University comes with a lot of baggage. Not literally (though you’ll become intimately acquainted with your suitcase over the years), but mentally. It has countless connotations that bring forth countless expectations, and they can be overwhelming.
Trying to reckon with all these new experiences can be tough – high rates of psychological distress were reported among students before the pandemic, and these rates have only increased since. This needs to be acknowledged.
Expectation VS. Reality
Perhaps the most accurate university truism is that it’s the best place to figure yourself out. You have the freedom to experiment with your identity and grow towards your true self. It’s equal parts exciting and terrifying, and it’s vital to not overthink it.
Spending too much time reconciling how you think things should be vs. how things really are is an anxiety trap. There’s no ‘right’ way to be a student (except that one housemate who cuts pizza with scissors – he’s doing it wrong). It’s tempting to compare yourself to others when you’re still figuring out your own path, but you can never become someone else.
It sounds cliché, but you really can only be you. If you’re ever feeling lonely or inferior, remember the wise words of Simon Amstell: “Once you realise that either you’re also beautiful, or everyone else is also an anxious lunatic, then those thoughts don’t pop up as much.” So live in the moment! Because living in your head worrying about the moment never leads to joy.

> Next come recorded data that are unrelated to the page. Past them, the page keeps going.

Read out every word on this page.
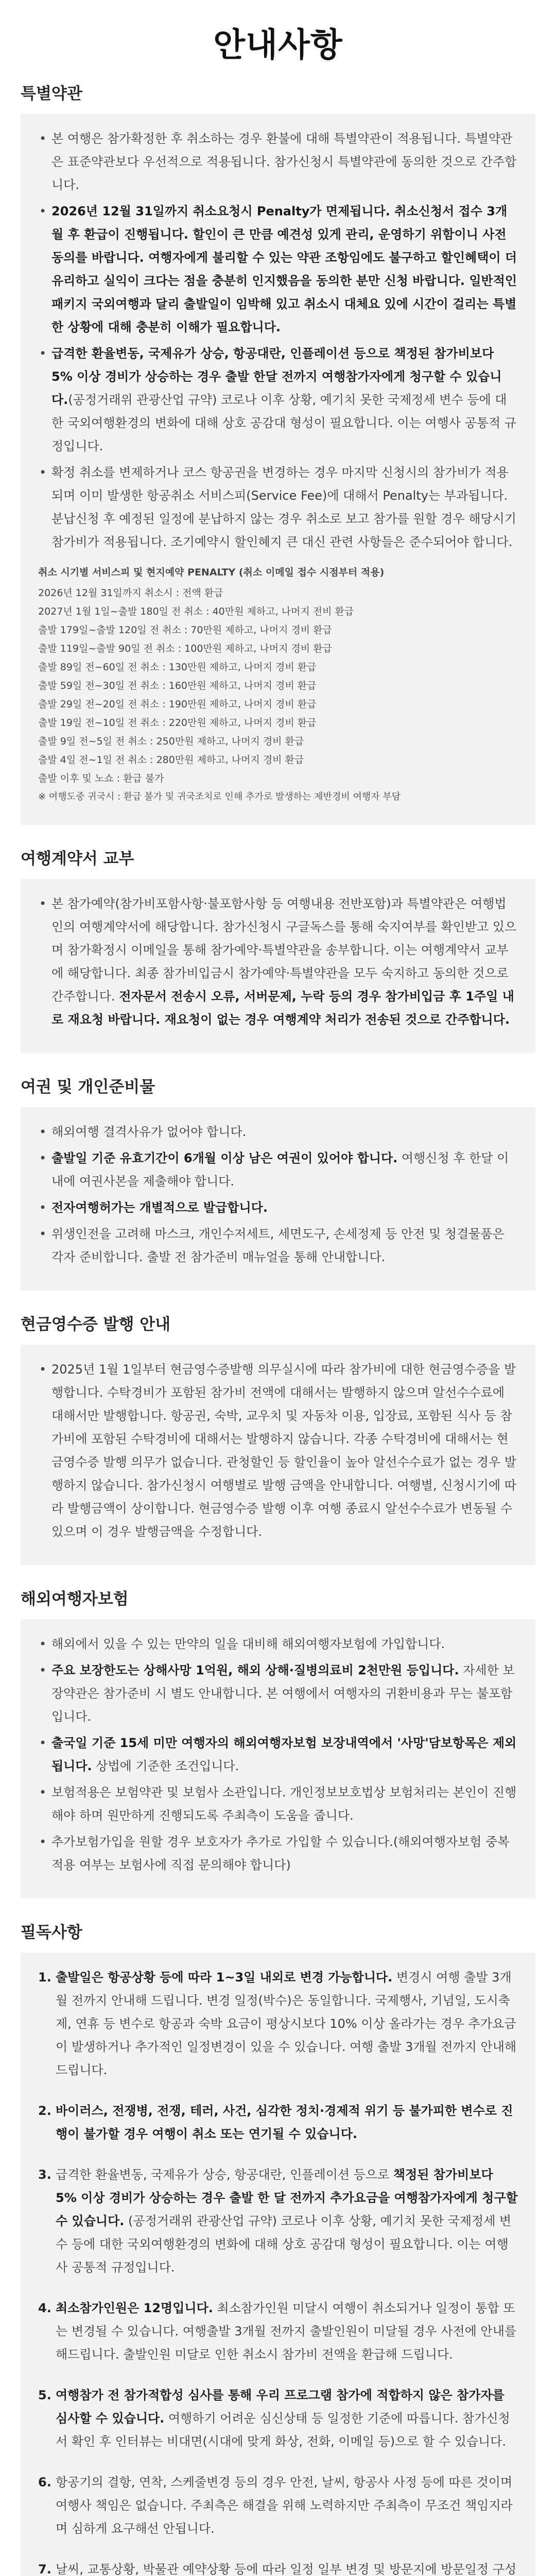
안내사항
특별약관
• 본 여행은 참가확정한 후 취소하는 경우 환불에 대해 특별약관이 적용됩니다. 특별약관은 표준약관보다 우선적으로 적용됩니다. 참가신청시 특별약관에 동의한 것으로 간주합니다.
• 2026년 12월 31일까지 취소요청시 Penalty가 면제됩니다. 취소신청서 접수 3개월 후 환급이 진행됩니다. 할인이 큰 만큼 예견성 있게 관리, 운영하기 위함이니 사전동의를 바랍니다. 여행자에게 불리할 수 있는 약관 조항임에도 불구하고 할인혜택이 더 유리하고 실익이 크다는 점을 충분히 인지했음을 동의한 분만 신청 바랍니다. 일반적인 패키지 국외여행과 달리 출발일이 임박해 있고 취소시 대체요 있에 시간이 걸리는 특별한 상황에 대해 충분히 이해가 필요합니다.
• 급격한 환율변동, 국제유가 상승, 항공대란, 인플레이션 등으로 책정된 참가비보다 5% 이상 경비가 상승하는 경우 출발 한달 전까지 여행참가자에게 청구할 수 있습니다.(공정거래위 관광산업 규약) 코로나 이후 상황, 예기치 못한 국제정세 변수 등에 대한 국외여행환경의 변화에 대해 상호 공감대 형성이 필요합니다. 이는 여행사 공통적 규정입니다.
• 확정 취소를 변제하거나 코스 항공권을 변경하는 경우 마지막 신청시의 참가비가 적용되며 이미 발생한 항공취소 서비스피(Service Fee)에 대해서 Penalty는 부과됩니다. 분납신청 후 예정된 일정에 분납하지 않는 경우 취소로 보고 참가를 원할 경우 해당시기 참가비가 적용됩니다. 조기예약시 할인혜지 큰 대신 관련 사항들은 준수되어야 합니다.
취소 시기별 서비스피 및 현지예약 PENALTY (취소 이메일 접수 시점부터 적용)
2026년 12월 31일까지 취소시 : 전액 환급
2027년 1월 1일~출발 180일 전 취소 : 40만원 제하고, 나머지 전비 환급
출발 179일~출발 120일 전 취소 : 70만원 제하고, 나머지 경비 환급
출발 119일~출발 90일 전 취소 : 100만원 제하고, 나머지 경비 환급
출발 89일 전~60일 전 취소 : 130만원 제하고, 나머지 경비 환급
출발 59일 전~30일 전 취소 : 160만원 제하고, 나머지 경비 환급
출발 29일 전~20일 전 취소 : 190만원 제하고, 나머지 경비 환급
출발 19일 전~10일 전 취소 : 220만원 제하고, 나머지 경비 환급
출발 9일 전~5일 전 취소 : 250만원 제하고, 나머지 경비 환급
출발 4일 전~1일 전 취소 : 280만원 제하고, 나머지 경비 환급
출발 이후 및 노쇼 : 환급 불가
※ 여행도중 귀국시 : 환급 불가 및 귀국조치로 인해 추가로 발생하는 제반경비 여행자 부담
여행계약서 교부
• 본 참가예약(참가비포함사항·불포함사항 등 여행내용 전반포함)과 특별약관은 여행법인의 여행계약서에 해당합니다. 참가신청시 구글독스를 통해 숙지여부를 확인받고 있으며 참가확정시 이메일을 통해 참가예약·특별약관을 송부합니다. 이는 여행계약서 교부에 해당합니다. 최종 참가비입금시 참가예약·특별약관을 모두 숙지하고 동의한 것으로 간주합니다. 전자문서 전송시 오류, 서버문제, 누락 등의 경우 참가비입금 후 1주일 내로 재요청 바랍니다. 재요청이 없는 경우 여행계약 처리가 전송된 것으로 간주합니다.
여권 및 개인준비물
• 해외여행 결격사유가 없어야 합니다.
• 출발일 기준 유효기간이 6개월 이상 남은 여권이 있어야 합니다. 여행신청 후 한달 이내에 여권사본을 제출해야 합니다.
• 전자여행허가는 개별적으로 발급합니다.
• 위생인전을 고려해 마스크, 개인수저세트, 세면도구, 손세정제 등 안전 및 청결물품은 각자 준비합니다. 출발 전 참가준비 매뉴얼을 통해 안내합니다.
현금영수증 발행 안내
• 2025년 1월 1일부터 현금영수증발행 의무실시에 따라 참가비에 대한 현금영수증을 발행합니다. 수탁경비가 포함된 참가비 전액에 대해서는 발행하지 않으며 알선수수료에 대해서만 발행합니다. 항공권, 숙박, 교우치 및 자동차 이용, 입장료, 포함된 식사 등 참가비에 포함된 수탁경비에 대해서는 발행하지 않습니다. 각종 수탁경비에 대해서는 현금영수증 발행 의무가 없습니다. 관청할인 등 할인율이 높아 알선수수료가 없는 경우 발행하지 않습니다. 참가신청시 여행별로 발행 금액을 안내합니다. 여행별, 신청시기에 따라 발행금액이 상이합니다. 현금영수증 발행 이후 여행 종료시 알선수수료가 변동될 수 있으며 이 경우 발행금액을 수정합니다.
해외여행자보험
• 해외에서 있을 수 있는 만약의 일을 대비해 해외여행자보험에 가입합니다.
• 주요 보장한도는 상해사망 1억원, 해외 상해·질병의료비 2천만원 등입니다. 자세한 보장약관은 참가준비 시 별도 안내합니다. 본 여행에서 여행자의 귀환비용과 무는 불포함입니다.
• 출국일 기준 15세 미만 여행자의 해외여행자보험 보장내역에서 '사망'담보항목은 제외됩니다. 상법에 기준한 조건입니다.
• 보험적용은 보험약관 및 보험사 소관입니다. 개인정보보호법상 보험처리는 본인이 진행해야 하며 원만하게 진행되도록 주최측이 도움을 줍니다.
• 추가보험가입을 원할 경우 보호자가 추가로 가입할 수 있습니다.(해외여행자보험 중복적용 여부는 보험사에 직접 문의해야 합니다)
필독사항
1. 출발일은 항공상황 등에 따라 1~3일 내외로 변경 가능합니다. 변경시 여행 출발 3개월 전까지 안내해 드립니다. 변경 일정(박수)은 동일합니다. 국제행사, 기념일, 도시축제, 연휴 등 변수로 항공과 숙박 요금이 평상시보다 10% 이상 올라가는 경우 추가요금이 발생하거나 추가적인 일정변경이 있을 수 있습니다. 여행 출발 3개월 전까지 안내해 드립니다.
2. 바이러스, 전쟁병, 전쟁, 테러, 사건, 심각한 정치·경제적 위기 등 불가피한 변수로 진행이 불가할 경우 여행이 취소 또는 연기될 수 있습니다.
3. 급격한 환율변동, 국제유가 상승, 항공대란, 인플레이션 등으로 책정된 참가비보다 5% 이상 경비가 상승하는 경우 출발 한 달 전까지 추가요금을 여행참가자에게 청구할 수 있습니다. (공정거래위 관광산업 규약) 코로나 이후 상황, 예기치 못한 국제정세 변수 등에 대한 국외여행환경의 변화에 대해 상호 공감대 형성이 필요합니다. 이는 여행사 공통적 규정입니다.
4. 최소참가인원은 12명입니다. 최소참가인원 미달시 여행이 취소되거나 일정이 통합 또는 변경될 수 있습니다. 여행출발 3개월 전까지 출발인원이 미달될 경우 사전에 안내를 해드립니다. 출발인원 미달로 인한 취소시 참가비 전액을 환급해 드립니다.
5. 여행참가 전 참가적합성 심사를 통해 우리 프로그램 참가에 적합하지 않은 참가자를 심사할 수 있습니다. 여행하기 어려운 심신상태 등 일정한 기준에 따릅니다. 참가신청서 확인 후 인터뷰는 비대면(시대에 맞게 화상, 전화, 이메일 등)으로 할 수 있습니다.
6. 항공기의 결항, 연착, 스케줄변경 등의 경우 안전, 날씨, 항공사 사정 등에 따른 것이며 여행사 책임은 없습니다. 주최측은 해결을 위해 노력하지만 주최측이 무조건 책임지라며 심하게 요구해선 안됩니다.
7. 날씨, 교통상황, 박물관 예약상황 등에 따라 일정 일부 변경 및 방문지에 방문일정 구성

Workload is a significant stressor in the life of a student. There isn’t a student alive who hasn’t stressed over at least one assignment. But for many, it’s more intense than a brief spell of anxiety. Sometimes it escalates into a chronic problem.
This happens partially because uni work is way more dense & academic than what came before. 87% of uni students experience stress and 77% experience anxiety. 65% stated their distress was caused by deadlines. Clearly, the work is tough on almost everyone. If you’re struggling, you’re actively in the majority.
You can always ask for help – with tutoring, assignment extensions, a break from your studies – but what if you don’t know the cause? When university throws a million new experiences at you, anxiety can feel like a nebulous pit of overlapping confusion. But there are trained professionals who can help you parse those feelings.
Every university has mental health services designed to help students who require them. They are typically free and wildly more accessible than those same services outside university. Mental healthcare is unfortunately underfunded in the UK, so please take advantage of the services at your disposal while you have them. It might be a scary step, but you’ll thank yourself in the long run.
University is largely a space to make mistakes so you don’t make them in the real world. This applies to mental health – it’s completely fine to be overwhelmed by such a significant change in circumstances. Life tends to have a few of those, so it’s best to get on top of it while you’re here.
Ultimately, mental health is complicated, and what works for some may not work for others. Don’t be discouraged if you don’t find a solution straight away. Learning to cope with anxiety is a constant experiment and a pragmatic attitude is vital. But all progress, big or small, starts with a first step.